定型発達の子どもも、言葉を習得する際に一時的にエコラリアを示すことがありますが、やがて言葉の意味を理解し、自分の言葉で表現できるようになります。しかし、自閉症の子どもたちは、言葉の意味の理解が追いつかないまま、聞いた言葉をそのまま繰り返してしまうのではないかと考えられています。
コミュニケーションの困難さとエコラリア
コミュニケーションの意図はあるものの、適切な言葉が出てこないために、聞いた言葉で代用しているという解釈もあります。伝えたい気持ちはあっても、言葉にできない歯痒さから、エコラリアが生じるのかもしれません。
感覚の偏りとエコラリア
感覚過敏との関連を指摘する意見もあります。自閉症の子どもたちの中には、聴覚をはじめとする感覚の過敏さを持つ子どもが少なくありません。特定の言葉や音声に過剰に反応し、気になって繰り返してしまうのではないかと推測されています。
このように、エコラリアの背景には、言語理解の遅れ、コミュニケーションの困難さ、感覚の偏りなど、自閉症の子どもたちが抱える様々な課題が複合的に関与していると考えられます。
エコラリアへの支援方法
アセスメントの重要性
エコラリアのある子どもへの支援を考える際は、まず詳細なアセスメント(分析)が必要です。言語聴覚士など発達の専門家が、子どもの言語理解力、表出言語、コミュニケーションスキルなどを評価し、エコラリアの特徴や背景となる要因を探ります。子どもの全体的な発達の状況を把握した上で、適切な支援方法を検討するのです。
言語面への直接的アプローチ
言語面への直接的なアプローチとしては、子どもの理解力に合わせた具体的で分かりやすい言葉かけを心がけることが大切です。短い文で、ゆっくりはっきりと話しかけ、必要に応じて絵や写真など視覚的な手がかりを用いるのも有効でしょう。また、エコラリアで言葉を繰り返している時は、言葉の意味を教えたり、適切な表現を示したりすることで、言葉の理解を助けることができます。
コミュニケーション支援
コミュニケーションへのサポートも重要な視点です。言葉だけでなく、身振りや表情など非言語的なコミュニケーションの手段も取り入れながら、伝えたい気持ちを引き出し、言葉にできるよう促していきます。コミュニケーションの楽しさや言葉のやりとりの面白さを体感できるよう、遊びの要素を取り入れた言語指導も効果的だと言われています。
エコラリアは何歳まで続く?大人でもする?
エコラリアは、自閉症スペクトラム障害の子どもたちに見られる言語の特徴ですが、その持続期間は個人差が大きいと言われています。多くの場合、言語発達の初期段階で顕著に現れ、年齢とともに減少していきます。しかし、中には青年期や成人期まで持続する場合もあるのです。

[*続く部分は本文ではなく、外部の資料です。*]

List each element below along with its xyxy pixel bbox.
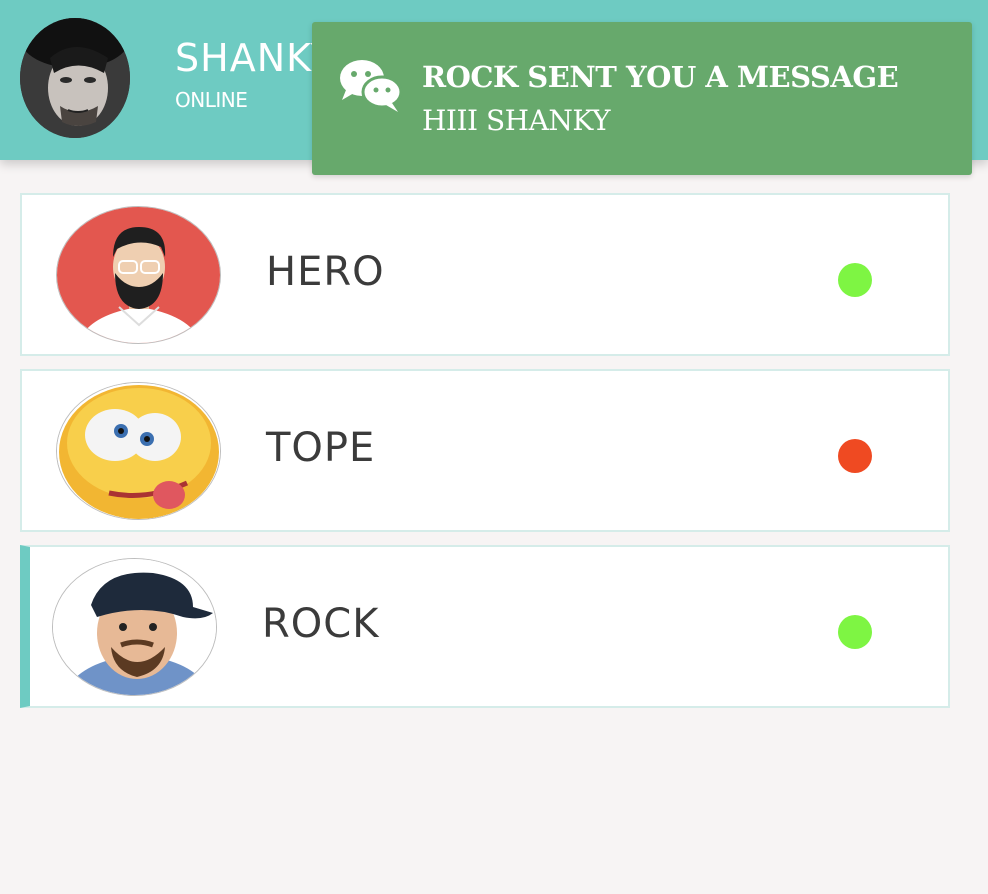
notification-message: HIII SHANKY: [422, 104, 610, 137]
user-status: ONLINE: [175, 88, 248, 112]
contact-avatar: [56, 206, 221, 344]
contact-name: HERO: [266, 249, 385, 295]
user-avatar[interactable]: [20, 18, 130, 138]
notification-title: ROCK SENT YOU A MESSAGE: [422, 60, 899, 94]
wechat-icon: [336, 54, 406, 114]
contact-avatar: [52, 558, 217, 696]
message-notification[interactable]: ROCK SENT YOU A MESSAGE HIII SHANKY: [312, 22, 972, 175]
contact-avatar: [56, 382, 221, 520]
contact-name: ROCK: [262, 601, 380, 647]
contact-item-rock[interactable]: ROCK: [20, 545, 950, 708]
status-dot: [838, 439, 872, 473]
contact-name: TOPE: [266, 425, 376, 471]
status-dot: [838, 263, 872, 297]
contact-item-tope[interactable]: TOPE: [20, 369, 950, 532]
user-name: SHANKY: [175, 36, 335, 80]
status-dot: [838, 615, 872, 649]
contact-item-hero[interactable]: HERO: [20, 193, 950, 356]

また、ストレスを感じた時や、不安を覚えた時に、一時的にエコラリアが増加することもあります。これは、言葉によるコミュニケーションが困難な状況で、エコラリアが一種の安心材料の役割を果たすためと考えられています。
エコラリアの持続期間は、言語発達の状況や知的な能力、そして環境的な要因など、様々な条件によって左右されると言えるでしょう。個人差が大きいだけに、一人ひとりの特性に合わせた長期的な支援が求められます。年齢に応じた適切な関わりを通して、大人でエコラリアのある方たちであっても、言語やコミュニケーションの発達を促していくことが大切だと考えます。
まとめと展望
エコラリアの理解と適切な支援の重要性
エコラリアは、自閉症スペクトラム障害の子どもたちに高い頻度で見られる特徴の一つです。聞いた言葉をそのまま繰り返す行動の背景には、言語やコミュニケーションの発達の課題、感覚の偏りなど、複合的な要因が関係していると考えられます。

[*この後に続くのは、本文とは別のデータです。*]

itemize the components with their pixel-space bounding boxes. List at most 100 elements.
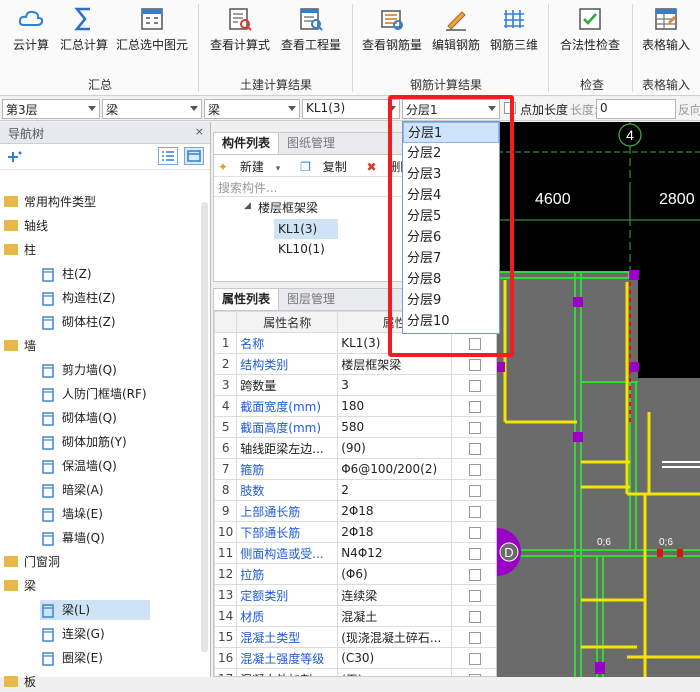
tree-item[interactable]: 砌体柱(Z) <box>40 312 116 332</box>
property-checkbox[interactable] <box>468 673 481 676</box>
property-checkbox-cell[interactable] <box>451 458 496 480</box>
tree-item[interactable]: 连梁(G) <box>40 624 105 644</box>
property-checkbox[interactable] <box>468 631 481 644</box>
cloud-calc-button[interactable]: 云计算 <box>8 6 54 53</box>
component-item-kl1[interactable]: KL1(3) <box>274 219 338 239</box>
property-checkbox[interactable] <box>468 358 481 371</box>
property-checkbox-cell[interactable] <box>451 626 496 648</box>
table-input-button[interactable]: 表格输入 <box>638 6 694 53</box>
property-checkbox[interactable] <box>468 337 481 350</box>
property-checkbox[interactable] <box>468 568 481 581</box>
property-checkbox-cell[interactable] <box>451 542 496 564</box>
layer-option[interactable]: 分层8 <box>403 269 499 290</box>
property-checkbox[interactable] <box>468 652 481 665</box>
property-value[interactable]: 3 <box>337 374 453 396</box>
tree-item[interactable]: 幕墙(Q) <box>40 528 105 548</box>
property-checkbox-cell[interactable] <box>451 500 496 522</box>
tree-folder[interactable]: 轴线 <box>4 216 48 236</box>
summary-calc-button[interactable]: 汇总计算 <box>58 6 110 53</box>
property-checkbox-cell[interactable] <box>451 605 496 627</box>
tree-item[interactable]: 人防门框墙(RF) <box>40 384 147 404</box>
view-rebar-button[interactable]: 查看钢筋量 <box>360 6 424 53</box>
property-value[interactable]: 连续梁 <box>337 584 453 606</box>
layer-option[interactable]: 分层6 <box>403 227 499 248</box>
property-row[interactable]: 6 轴线距梁左边... (90) <box>214 437 496 459</box>
validity-check-button[interactable]: 合法性检查 <box>556 6 624 53</box>
property-checkbox[interactable] <box>468 421 481 434</box>
property-value[interactable]: 180 <box>337 395 453 417</box>
tab-drawing-management[interactable]: 图纸管理 <box>279 133 343 154</box>
tree-item[interactable]: 圈梁(E) <box>40 648 103 668</box>
length-input[interactable]: 0 <box>596 99 676 119</box>
property-value[interactable]: 混凝土 <box>337 605 453 627</box>
layer-option[interactable]: 分层9 <box>403 290 499 311</box>
tab-layer-management[interactable]: 图层管理 <box>279 289 343 310</box>
property-checkbox[interactable] <box>468 547 481 560</box>
property-checkbox-cell[interactable] <box>451 332 496 354</box>
property-checkbox-cell[interactable] <box>451 668 496 676</box>
property-value[interactable]: (现浇混凝土碎石... <box>337 626 453 648</box>
view-formula-button[interactable]: 查看计算式 <box>207 6 273 53</box>
property-checkbox-cell[interactable] <box>451 374 496 396</box>
property-row[interactable]: 16 混凝土强度等级 (C30) <box>214 647 496 669</box>
copy-button[interactable]: ❐ 复制 <box>300 160 355 174</box>
tree-item[interactable]: 柱(Z) <box>40 264 92 284</box>
property-row[interactable]: 5 截面高度(mm) 580 <box>214 416 496 438</box>
property-checkbox[interactable] <box>468 442 481 455</box>
property-checkbox-cell[interactable] <box>451 416 496 438</box>
list-view-icon[interactable] <box>158 147 178 165</box>
property-value[interactable]: 2 <box>337 479 453 501</box>
grid-view-icon[interactable] <box>184 147 204 165</box>
property-checkbox[interactable] <box>468 505 481 518</box>
edit-rebar-button[interactable]: 编辑钢筋 <box>430 6 482 53</box>
property-checkbox[interactable] <box>468 379 481 392</box>
property-value[interactable]: 2Φ18 <box>337 500 453 522</box>
property-value[interactable]: (90) <box>337 437 453 459</box>
property-checkbox-cell[interactable] <box>451 353 496 375</box>
tree-folder[interactable]: 板 <box>4 672 36 692</box>
component-item-kl10[interactable]: KL10(1) <box>278 242 325 256</box>
property-checkbox-cell[interactable] <box>451 437 496 459</box>
layer-option[interactable]: 分层4 <box>403 185 499 206</box>
property-checkbox[interactable] <box>468 589 481 602</box>
category-select[interactable]: 梁 <box>102 99 202 119</box>
property-row[interactable]: 3 跨数量 3 <box>214 374 496 396</box>
new-button[interactable]: ✦ 新建 ▾ <box>218 160 288 174</box>
property-checkbox-cell[interactable] <box>451 584 496 606</box>
property-row[interactable]: 13 定额类别 连续梁 <box>214 584 496 606</box>
property-row[interactable]: 11 侧面构造或受... N4Φ12 <box>214 542 496 564</box>
property-value[interactable]: Φ6@100/200(2) <box>337 458 453 480</box>
tree-item[interactable]: 保温墙(Q) <box>40 456 117 476</box>
tree-item[interactable]: 梁(L) <box>40 600 150 620</box>
add-sparkle-icon[interactable] <box>8 151 22 163</box>
tree-folder[interactable]: 墙 <box>4 336 36 356</box>
property-value[interactable]: 2Φ18 <box>337 521 453 543</box>
tree-item[interactable]: 构造柱(Z) <box>40 288 116 308</box>
summary-selected-button[interactable]: 汇总选中图元 <box>114 6 190 53</box>
property-checkbox[interactable] <box>468 526 481 539</box>
layer-option[interactable]: 分层2 <box>403 143 499 164</box>
component-select[interactable]: KL1(3) <box>302 99 400 119</box>
offset-checkbox[interactable] <box>504 102 516 114</box>
property-row[interactable]: 9 上部通长筋 2Φ18 <box>214 500 496 522</box>
property-checkbox-cell[interactable] <box>451 647 496 669</box>
component-group[interactable]: 楼层框架梁 <box>258 199 318 216</box>
property-row[interactable]: 2 结构类别 楼层框架梁 <box>214 353 496 375</box>
expand-triangle-icon[interactable]: ◢ <box>244 201 251 211</box>
property-checkbox[interactable] <box>468 463 481 476</box>
property-row[interactable]: 12 拉筋 (Φ6) <box>214 563 496 585</box>
property-row[interactable]: 7 箍筋 Φ6@100/200(2) <box>214 458 496 480</box>
drawing-canvas[interactable]: 4 4600 2800 D 0;6 0;6 <box>497 122 700 677</box>
property-value[interactable]: (Φ6) <box>337 563 453 585</box>
property-row[interactable]: 8 肢数 2 <box>214 479 496 501</box>
property-value[interactable]: N4Φ12 <box>337 542 453 564</box>
property-row[interactable]: 4 截面宽度(mm) 180 <box>214 395 496 417</box>
layer-option[interactable]: 分层3 <box>403 164 499 185</box>
tree-item[interactable]: 剪力墙(Q) <box>40 360 117 380</box>
property-checkbox-cell[interactable] <box>451 563 496 585</box>
property-value[interactable]: 楼层框架梁 <box>337 353 453 375</box>
property-checkbox-cell[interactable] <box>451 479 496 501</box>
tab-property-list[interactable]: 属性列表 <box>214 289 280 310</box>
property-row[interactable]: 14 材质 混凝土 <box>214 605 496 627</box>
property-checkbox[interactable] <box>468 610 481 623</box>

大切なのは、エコラリアを単なる言葉の反復ととらえるのではなく、子どもなりのコミュニケーションの試みの表れと理解することです。言葉の意味が分からないもどかしさ、伝えたい気持ちを言葉にできない歯痒さが、エコラリアとなって現れているのかもしれません。
エコラリアのある子どもへの支援には、言語聴覚士など専門家によるアセスメントを起点に、言語指導、コミュニケーション支援、感覚統合的アプローチなど多角的な関わりが必要とされます。子どもの発達段階や特性に合わせた働きかけを通して、少しずつ言葉の意味を理解し、自分の思いを言葉で表現する力を育んでいくのです。